Deucie's asleep on the couch, drooling buckets. One of Marshall's friends wanted to nickname the baby Jitterbug because, when awake, he moved around so much. Marshall objected. "Right now we're calling him Deucie or the baby," he declared. "Not no Jitterbug, you understand?"
The house is clean and uncluttered, with vaulted ceilings and broad windows offering expansive views of the hills. Large framed pictures of Faulk posing in football attire crowd the walls. Mythic Faulk. Determined Faulk. Sexy Faulk. There's no question that whoever owns this place has either a sizable opinion of himself or a limited grasp of what qualifies as fine art. On the 50-inch big-screen TV in the den, the inevitable Judge Ito is holding court.
Faulk's brother Kinsey is visiting this afternoon. "What I don't understand," he says, "is why they don't look at the spy satellite film to see who murdered those people."
At 34 Kinsey is the eldest of Faulk's siblings, and behind his old-time black-frame glasses he bears an uncanny resemblance to the young Louis Armstrong. As Marshall searches for something to eat in the kitchen, Kinsey rustles up a photo album crowded with pictures of a barbecue stand and a deli he once owned. He points to a kitchen complete with pots and pans, an electric meat saw, a table loaded with food. "Used to be mine," he says with a note of sadness.

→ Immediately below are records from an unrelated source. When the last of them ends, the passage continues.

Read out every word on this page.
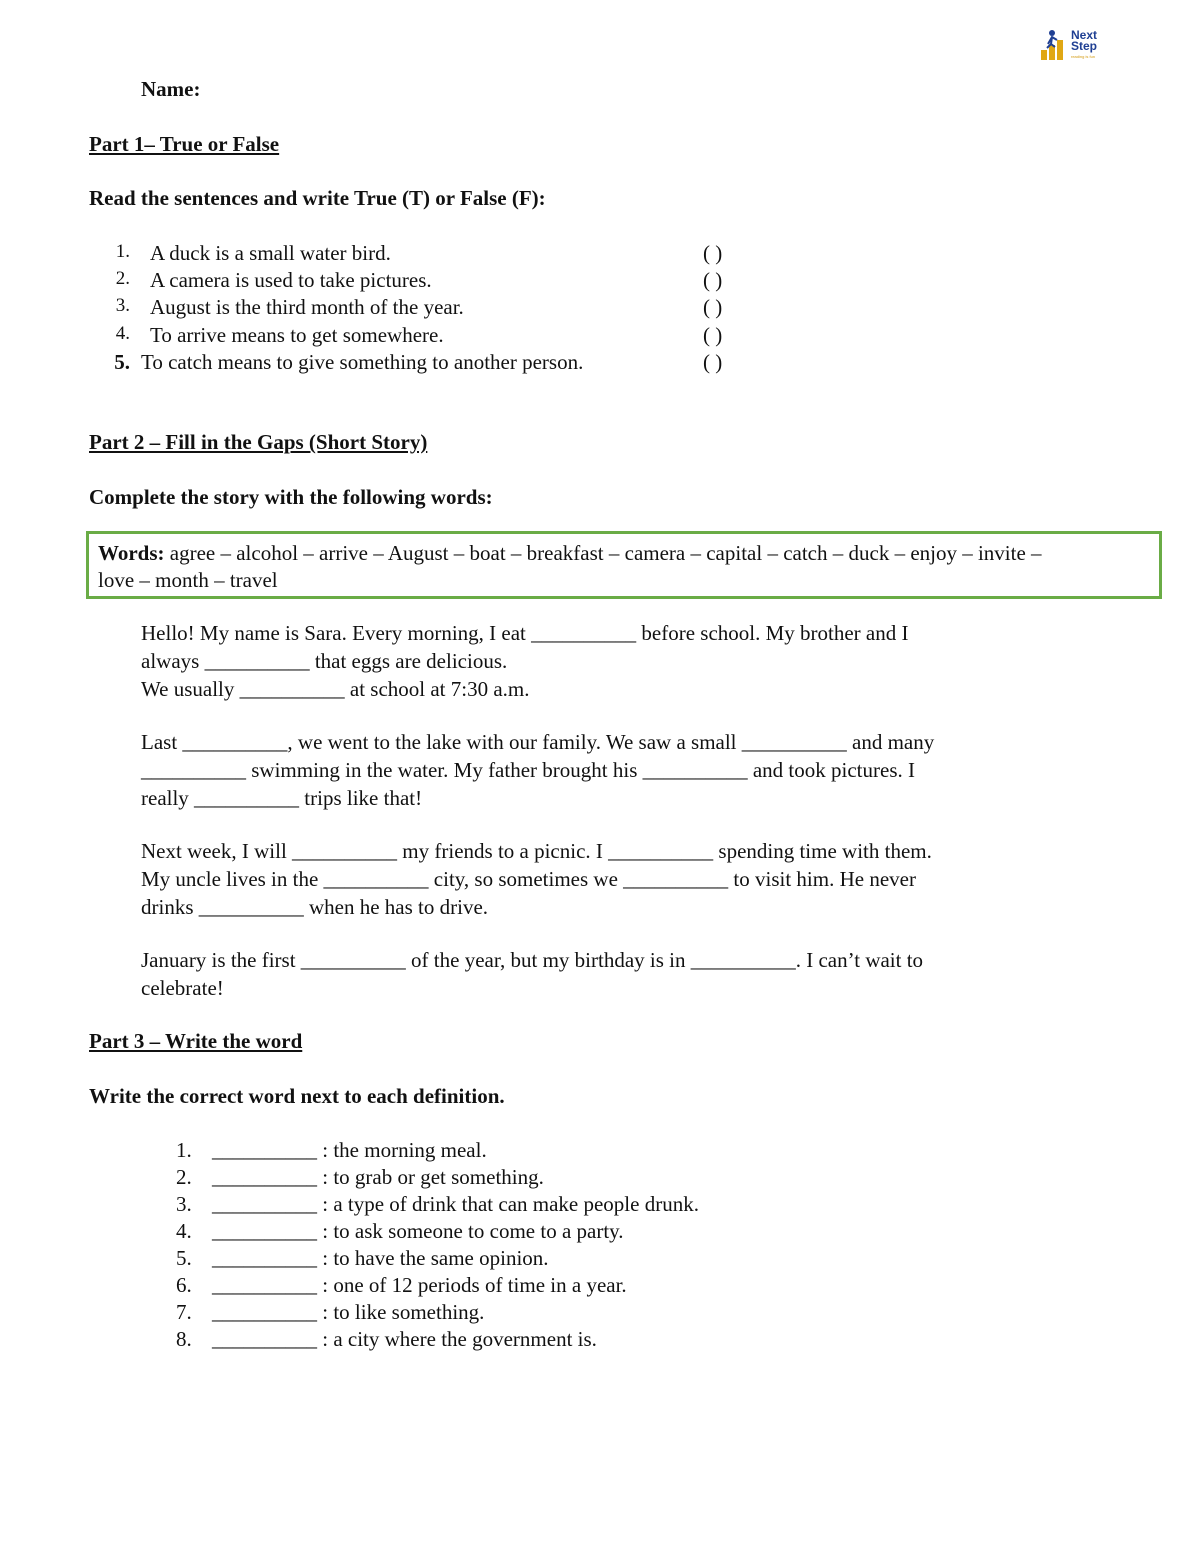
Next
Step
reading is fun
Name:
Part 1– True or False
Read the sentences and write True (T) or False (F):
1. A duck is a small water bird.	( )
2. A camera is used to take pictures.	( )
3. August is the third month of the year.	( )
4. To arrive means to get somewhere.	( )
5. To catch means to give something to another person.	( )
Part 2 – Fill in the Gaps (Short Story)
Complete the story with the following words:
Words: agree – alcohol – arrive – August – boat – breakfast – camera – capital – catch – duck – enjoy – invite –
love – month – travel
Hello! My name is Sara. Every morning, I eat __________ before school. My brother and I
always __________ that eggs are delicious.
We usually __________ at school at 7:30 a.m.
Last __________, we went to the lake with our family. We saw a small __________ and many
__________ swimming in the water. My father brought his __________ and took pictures. I
really __________ trips like that!
Next week, I will __________ my friends to a picnic. I __________ spending time with them.
My uncle lives in the __________ city, so sometimes we __________ to visit him. He never
drinks __________ when he has to drive.
January is the first __________ of the year, but my birthday is in __________. I can’t wait to
celebrate!
Part 3 – Write the word
Write the correct word next to each definition.
1. __________ : the morning meal.
2. __________ : to grab or get something.
3. __________ : a type of drink that can make people drunk.
4. __________ : to ask someone to come to a party.
5. __________ : to have the same opinion.
6. __________ : one of 12 periods of time in a year.
7. __________ : to like something.
8. __________ : a city where the government is.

Kinsey is a cook, as are all of Faulk's brothers. You grow up in New Orleans, Kinsey says, you learn how to cook. Even Marshall can cook. Fried chicken. Pork chops. Cakes and pies. "My specialty is desserts," Marshall says from the kitchen. Had football not been in his future, the odds favored a career in the kitchen. "Maybe," he allows. "I never thought about it."
It's Kinsey's idea to bring first-class Cajun and barbecue cooking to San Diego. He has enlisted Marshall, the only millionaire in the family, to help bankroll the project. Kinsey estimates they can make a killing.
But back to the Simpson trial. "Those satellites can see everything," Kinsey continues. "They can see through your shirt, they can get so close. If they look at the film, they'll see where everybody was at the time it happened. If O.J. wasn't there, the pictures'll show it."
Marshall doesn't say anything; he's too busy hunting food. Kinsey closes his picture book and leans back on the couch. "I guess because it's a state case, they can't use those satellite photos," he says. "But now if it was a federal case...."
The truth is, Marshall is in no mood for Judge Ito or satellites or old pictures of steaming brisket. Last night the baby was up till all hours, and Marshall didn't sleep. Now that his nails are done, he would like some peace and quiet. When Deucie cries, it sounds worse than a chain saw that has cut one too many trees. The one real sanctuary in the house is Marshall's game room, and he goes there now and stretches out on the couch.
"I've been in here before from sunup to sundown and then some," he says. "When it rains outside, or when I want to get away, this is where you'll find me—here on this couch, playing my games."